As shown in fig. 1 to 5, flange lugs 106 are fixed to the peripheral side of the upper housing 1 and the peripheral side of the lower housing 2, and the upper housing 1 is fixedly connected to the lower housing 2 through the flange lugs 106 and screws.
As shown in fig. 4, a set of air deflectors 107 is fixed on an inner wall of the upper casing 1, the upper casing 1 is divided into an air outlet chamber 108 and an air return chamber 109 by the two air deflectors 107, and the micro-exhaust fan 102 is located inside the air outlet chamber 108.
As shown in fig. 3-5, a sealing groove 110 is formed on a surface of the upper housing 1, a sealing ring 202 is formed on a surface of the lower housing 2, and the sealing groove 110 and the sealing ring 202 are in clearance fit and are opposite to each other.
The cover 402, the first heat conducting plate 405, the second heat conducting plate 406, the water inlet pipe 414, the water outlet pipe 415 and the heat dissipating pipe 416 are all made of copper material, and the top surfaces of the first heat conducting plate 405 and the second heat conducting plate 406 are both in contact with the bottom surface of the cover 402.
As shown in fig. 6, a groove 418 is formed on one surface of the silicone layer 413, and the groove 418 is in clearance fit with the water inlet pipe 414.
One specific application of this embodiment is: when in use, the semiconductor refrigeration sheet 419 can cool the water in the diversion cavity 408, can drive the inside rivers of water conservancy diversion chamber 408 through micro water pump 409 and flow, cold water can circulate through serpentine channel 407 and water conservancy diversion chamber 408, the heat that control mainboard 3 produced can transmit to first heat-conducting plate 405 and second heat-conducting plate 406 in through silica gel layer 413 and lid 402, cold water in the serpentine channel 407 can absorb the heat on first heat-conducting plate 405 and the second heat-conducting plate 406, can carry out water-cooling treatment, micro water pump 409 can pass through inlet tube 414 with cold water simultaneously, cooling tube 416 and outlet pipe 415 form the hydrologic cycle, cooling tube 416 outside is cold, micro exhaust fan 102 can take out the cold air around cooling tube 416 and form the air cycle through air-out chamber 108 and return air chamber 109, can carry out the forced air cooling and handle, can carry out the thermal diffusivity in the controller cavity.
In the description herein, references to the description of "one embodiment," "an example," "a specific example" or the like are intended to mean that a particular feature, structure, material, or characteristic described in connection with the embodiment or example is included in at least one embodiment or example of the invention.
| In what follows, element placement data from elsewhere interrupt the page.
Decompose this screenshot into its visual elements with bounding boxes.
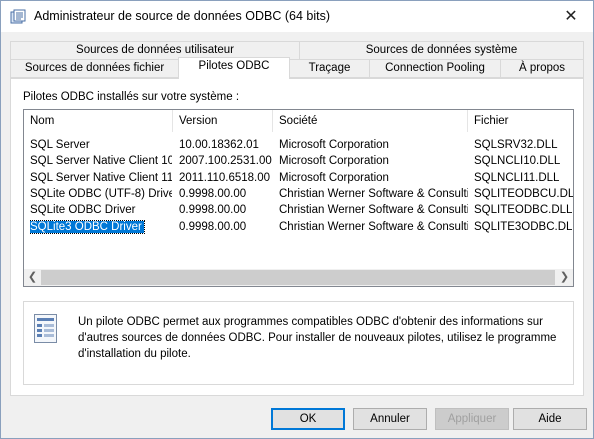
drivers-list[interactable]: Nom Version Société Fichier SQL Server 10… [23,109,574,287]
cell-company: Microsoft Corporation [279,170,468,187]
cell-file-text: SQLITE3ODBC.DLL [474,220,573,233]
cell-name-text: SQL Server Native Client 10.0 [30,155,172,168]
horizontal-scrollbar[interactable]: ❮ ❯ [24,269,573,286]
cell-name: SQLite3 ODBC Driver [30,219,172,236]
column-header-version[interactable]: Version [173,110,273,132]
cell-file-text: SQLSRV32.DLL [474,139,558,151]
cell-company-text: Microsoft Corporation [279,155,389,168]
table-row[interactable]: SQLite3 ODBC Driver 0.9998.00.00 Christian… [24,219,573,236]
scrollbar-thumb[interactable] [41,270,555,285]
cell-version: 2007.100.2531.00 [179,153,273,170]
cell-file: SQLSRV32.DLL [474,137,573,154]
scroll-left-arrow-icon[interactable]: ❮ [24,269,41,286]
cell-company-text: Christian Werner Software & Consulting [279,204,468,217]
ok-button[interactable]: OK [271,408,345,430]
tab-label: Sources de données système [365,44,518,56]
drivers-list-label: Pilotes ODBC installés sur votre système… [23,91,240,103]
table-row[interactable]: SQL Server 10.00.18362.01 Microsoft Corpor… [24,137,573,154]
odbc-app-icon [10,9,26,24]
cell-company-text: Christian Werner Software & Consulting [279,187,468,200]
close-button[interactable]: ✕ [549,1,593,31]
cell-company: Christian Werner Software & Consulting [279,186,468,203]
cell-file-text: SQLNCLI10.DLL [474,155,561,168]
scroll-right-arrow-icon[interactable]: ❯ [556,269,573,286]
tab-label: Sources de données fichier [24,62,165,74]
tab-label: Sources de données utilisateur [76,44,234,56]
cell-name: SQL Server Native Client 10.0 [30,153,172,170]
cell-file: SQLNCLI10.DLL [474,153,573,170]
cell-version: 0.9998.00.00 [179,202,273,219]
cell-version-text: 10.00.18362.01 [179,139,259,151]
document-info-icon [34,314,57,343]
window-title: Administrateur de source de données ODBC… [34,9,330,23]
table-row[interactable]: SQLite ODBC Driver 0.9998.00.00 Christian … [24,202,573,219]
cancel-button[interactable]: Annuler [353,408,427,430]
cell-file: SQLNCLI11.DLL [474,170,573,187]
tab-connection-pooling[interactable]: Connection Pooling [369,59,501,78]
cell-company: Christian Werner Software & Consulting [279,202,468,219]
info-description: Un pilote ODBC permet aux programmes com… [78,316,557,360]
cell-version-text: 0.9998.00.00 [179,204,247,217]
tab-tracing[interactable]: Traçage [289,59,370,78]
cell-name-text: SQL Server [30,139,90,151]
drivers-panel: Pilotes ODBC installés sur votre système… [10,78,584,396]
cell-company: Microsoft Corporation [279,153,468,170]
tab-label: À propos [518,62,566,74]
cell-version: 0.9998.00.00 [179,219,273,236]
cell-version-text: 2007.100.2531.00 [179,155,272,168]
cell-company-text: Microsoft Corporation [279,171,389,184]
cell-version-text: 0.9998.00.00 [179,187,247,200]
cell-name-text: SQLite ODBC (UTF-8) Driver [30,187,172,200]
cell-company-text: Microsoft Corporation [279,139,389,151]
cell-name: SQL Server [30,137,172,154]
cell-file-text: SQLITEODBCU.DLL [474,187,573,200]
cell-version-text: 2011.110.6518.00 [179,171,271,184]
tab-system-dsn[interactable]: Sources de données système [299,41,584,60]
cell-name: SQLite ODBC (UTF-8) Driver [30,186,172,203]
tab-about[interactable]: À propos [500,59,584,78]
column-header-company[interactable]: Société [273,110,468,132]
cell-name: SQL Server Native Client 11.0 [30,170,172,187]
close-icon: ✕ [564,8,578,25]
tab-label: Traçage [308,62,351,74]
tab-label: Pilotes ODBC [198,60,270,72]
cell-version: 10.00.18362.01 [179,137,273,154]
cell-file-text: SQLITEODBC.DLL [474,204,573,217]
help-button[interactable]: Aide [513,408,587,430]
cell-version: 2011.110.6518.00 [179,170,273,187]
tab-odbc-drivers[interactable]: Pilotes ODBC [178,57,290,79]
column-header-name[interactable]: Nom [24,110,173,132]
cell-company: Microsoft Corporation [279,137,468,154]
info-box: Un pilote ODBC permet aux programmes com… [23,301,574,385]
cell-file-text: SQLNCLI11.DLL [474,171,560,184]
cell-name: SQLite ODBC Driver [30,202,172,219]
odbc-admin-window: Administrateur de source de données ODBC… [0,0,594,439]
cell-company: Christian Werner Software & Consulting [279,219,468,236]
cell-file: SQLITEODBC.DLL [474,202,573,219]
cell-version-text: 0.9998.00.00 [179,220,247,233]
cell-name-text: SQL Server Native Client 11.0 [30,171,172,184]
table-row[interactable]: SQLite ODBC (UTF-8) Driver 0.9998.00.00 Ch… [24,186,573,203]
table-row[interactable]: SQL Server Native Client 11.0 2011.110.65… [24,170,573,187]
title-bar: Administrateur de source de données ODBC… [1,1,593,32]
cell-file: SQLITE3ODBC.DLL [474,219,573,236]
cell-name-text: SQLite3 ODBC Driver [30,219,145,234]
tab-label: Connection Pooling [385,62,485,74]
cell-version: 0.9998.00.00 [179,186,273,203]
cell-name-text: SQLite ODBC Driver [30,204,136,217]
cell-company-text: Christian Werner Software & Consulting [279,220,468,233]
table-row[interactable]: SQL Server Native Client 10.0 2007.100.25… [24,153,573,170]
column-header-file[interactable]: Fichier [468,110,573,132]
cell-file: SQLITEODBCU.DLL [474,186,573,203]
apply-button[interactable]: Appliquer [435,408,509,430]
tab-file-dsn[interactable]: Sources de données fichier [10,59,179,78]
In this specification, the schematic representations of the terms used above do not necessarily refer to the same embodiment or example. Furthermore, the particular features, structures, materials, or characteristics described may be combined in any suitable manner in any one or more embodiments or examples.
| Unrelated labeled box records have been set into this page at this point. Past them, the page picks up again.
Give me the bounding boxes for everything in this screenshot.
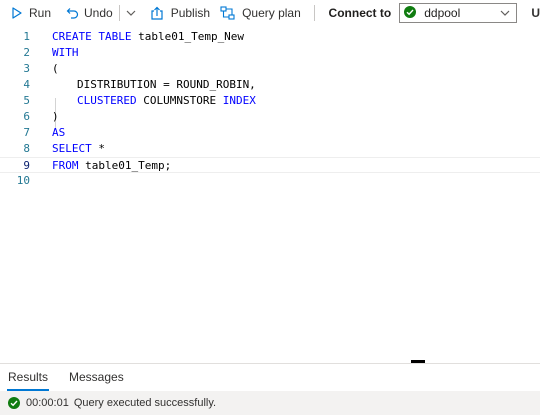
success-check-icon xyxy=(8,397,20,409)
sql-token: COLUMNSTORE xyxy=(143,94,223,107)
code-line[interactable]: 7 AS xyxy=(0,125,540,141)
line-number: 2 xyxy=(23,46,30,59)
sql-token: table01_Temp; xyxy=(85,159,172,172)
code-text: ( xyxy=(52,61,59,77)
code-line[interactable]: 5 CLUSTERED COLUMNSTORE INDEX xyxy=(0,93,540,109)
publish-button[interactable]: Publish xyxy=(150,1,210,25)
sql-keyword: INDEX xyxy=(222,94,256,107)
sql-keyword: AS xyxy=(52,126,66,139)
query-plan-button[interactable]: Query plan xyxy=(220,1,301,25)
play-icon xyxy=(12,7,22,19)
sql-token: ( xyxy=(52,62,59,75)
code-line[interactable]: 8 SELECT * xyxy=(0,141,540,157)
code-text: FROM table01_Temp; xyxy=(52,158,171,174)
sql-keyword: WITH xyxy=(52,46,79,59)
code-line[interactable]: 10 xyxy=(0,173,540,189)
status-bar: 00:00:01 Query executed successfully. xyxy=(0,391,540,415)
query-plan-label: Query plan xyxy=(242,6,301,20)
connection-select[interactable]: ddpool xyxy=(399,3,518,23)
code-text: CLUSTERED COLUMNSTORE INDEX xyxy=(77,93,256,109)
toolbar-divider xyxy=(313,5,315,21)
connect-to-label: Connect to xyxy=(328,6,392,20)
sql-keyword: SELECT xyxy=(52,142,99,155)
run-label: Run xyxy=(29,6,52,20)
overflow-toolbar-label[interactable]: U xyxy=(531,6,540,20)
code-text: SELECT * xyxy=(52,141,105,157)
line-number: 9 xyxy=(23,159,30,172)
code-line[interactable]: 2 WITH xyxy=(0,45,540,61)
code-line[interactable]: 9 FROM table01_Temp; xyxy=(0,157,540,173)
undo-icon xyxy=(65,7,79,19)
line-number: 10 xyxy=(16,174,30,187)
status-message: Query executed successfully. xyxy=(73,397,217,409)
status-time: 00:00:01 xyxy=(26,397,69,409)
line-number: 8 xyxy=(23,142,30,155)
sql-keyword: FROM xyxy=(52,159,86,172)
code-text: CREATE TABLE table01_Temp_New xyxy=(52,29,244,45)
connection-value: ddpool xyxy=(424,6,461,20)
chevron-down-icon xyxy=(126,9,136,17)
sql-token: * xyxy=(98,142,105,155)
line-number: 3 xyxy=(23,62,30,75)
code-line[interactable]: 3( xyxy=(0,61,540,77)
undo-dropdown-button[interactable] xyxy=(118,1,136,25)
check-circle-icon xyxy=(404,5,417,21)
sql-token: ) xyxy=(52,110,59,123)
code-text: ) xyxy=(52,109,59,125)
code-text: AS xyxy=(52,125,65,141)
code-text: DISTRIBUTION = ROUND_ROBIN, xyxy=(77,77,256,93)
sql-token: table01_Temp_New xyxy=(138,30,245,43)
toolbar: Run Undo Publish Query plan Connect to d… xyxy=(0,0,540,26)
run-button[interactable]: Run xyxy=(12,1,51,25)
publish-label: Publish xyxy=(170,6,211,20)
line-number: 7 xyxy=(23,126,30,139)
code-line[interactable]: 6) xyxy=(0,109,540,125)
toolbar-divider xyxy=(118,5,120,21)
code-text: WITH xyxy=(52,45,79,61)
undo-button[interactable]: Undo xyxy=(65,1,113,25)
line-number: 4 xyxy=(23,78,30,91)
sql-editor[interactable]: 1 CREATE TABLE table01_Temp_New 2 WITH 3(4 DI… xyxy=(0,26,540,360)
undo-label: Undo xyxy=(84,6,113,20)
chevron-down-icon xyxy=(500,6,510,20)
tab-messages[interactable]: Messages xyxy=(69,364,124,391)
code-line[interactable]: 1 CREATE TABLE table01_Temp_New xyxy=(0,29,540,45)
sql-keyword: CLUSTERED xyxy=(77,94,144,107)
line-number: 5 xyxy=(23,94,30,107)
line-number: 6 xyxy=(23,110,30,123)
publish-icon xyxy=(150,6,164,20)
sql-token: DISTRIBUTION = ROUND_ROBIN, xyxy=(77,78,256,91)
code-line[interactable]: 4 DISTRIBUTION = ROUND_ROBIN, xyxy=(0,77,540,93)
query-plan-icon xyxy=(220,6,236,20)
results-tabs: Results Messages xyxy=(0,363,540,392)
sql-keyword: CREATE TABLE xyxy=(52,30,139,43)
line-number: 1 xyxy=(23,30,30,43)
tab-results[interactable]: Results xyxy=(7,364,50,391)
The preferred embodiments of the invention disclosed above are intended to be illustrative only. The preferred embodiments are not intended to be exhaustive or to limit the invention to the precise embodiments disclosed. Obviously, many modifications and variations are possible in light of the above teaching. The embodiments were chosen and described in order to best explain the principles of the invention and the practical application, to thereby enable others skilled in the art to best utilize the invention. The invention is limited only by the claims and their full scope and equivalents.